Why can we assume that the sum $\sum_s\eta(s)$ is a constant of proportionality? Doesn't it also depend on $\theta$, since it depends on the policy $\pi$?
What could make sense, would be to say that $\nabla J(\theta) = \mathbb{E}_{s\sim \eta(s), a \sim \pi}\left[\nabla_{\theta}\mathrm{log}\left(\pi(s,a,\theta)\right)\,q_{\pi}(s,a)\right]\propto \mathbb{E}_{s\sim d(s), a \sim \pi}\left[\nabla_{\theta}\mathrm{log}\left(\pi(s,a,\theta)\right)\,q_{\pi}(s,a)\right]$.

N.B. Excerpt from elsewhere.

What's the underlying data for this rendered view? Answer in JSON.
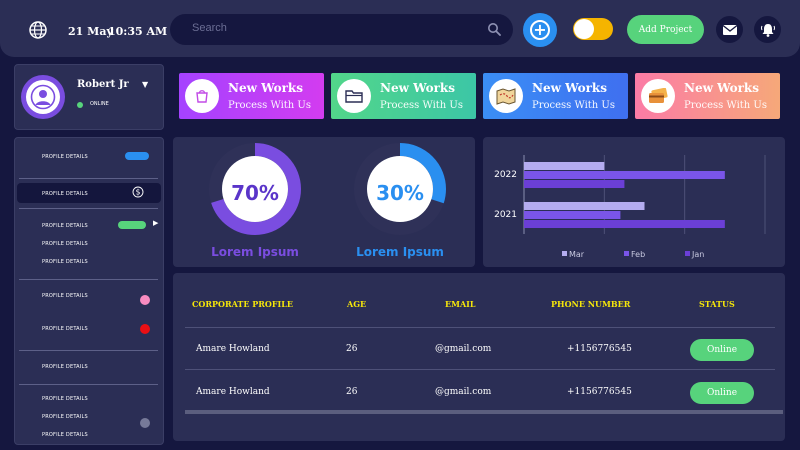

Since the proportionality constant is always $\ge 0$ (average time spent in an episode), any update direction suggested by $\mathbb{E}_{s\sim d(s), a \sim \pi}\left[\nabla_{\theta}\mathrm{log}\left(\pi(s,a,\theta)\right)\,q_{\pi}(s,a)\right]$ is the same as $\mathbb{E}_{s\sim \eta(s), a \sim \pi}\left[\nabla_{\theta}\mathrm{log}\left(\pi(s,a,\theta)\right)\,q_{\pi}(s,a)\right]$, but with different amplitude. This, however, wouldn't impact the learning process too much, since we multiply the update term with a low learning rate anyway.
Hence, as it is more easy to sample states from $d(s)$, we just set $\nabla_{\theta} J = \mathbb{E}_{s\sim d(s), a \sim \pi}\left[\nabla_{\theta}\mathrm{log}\left(\pi(s,a,\theta)\right)\,q_{\pi}(s,a)\right]$.
Could that serve as plausible explanation?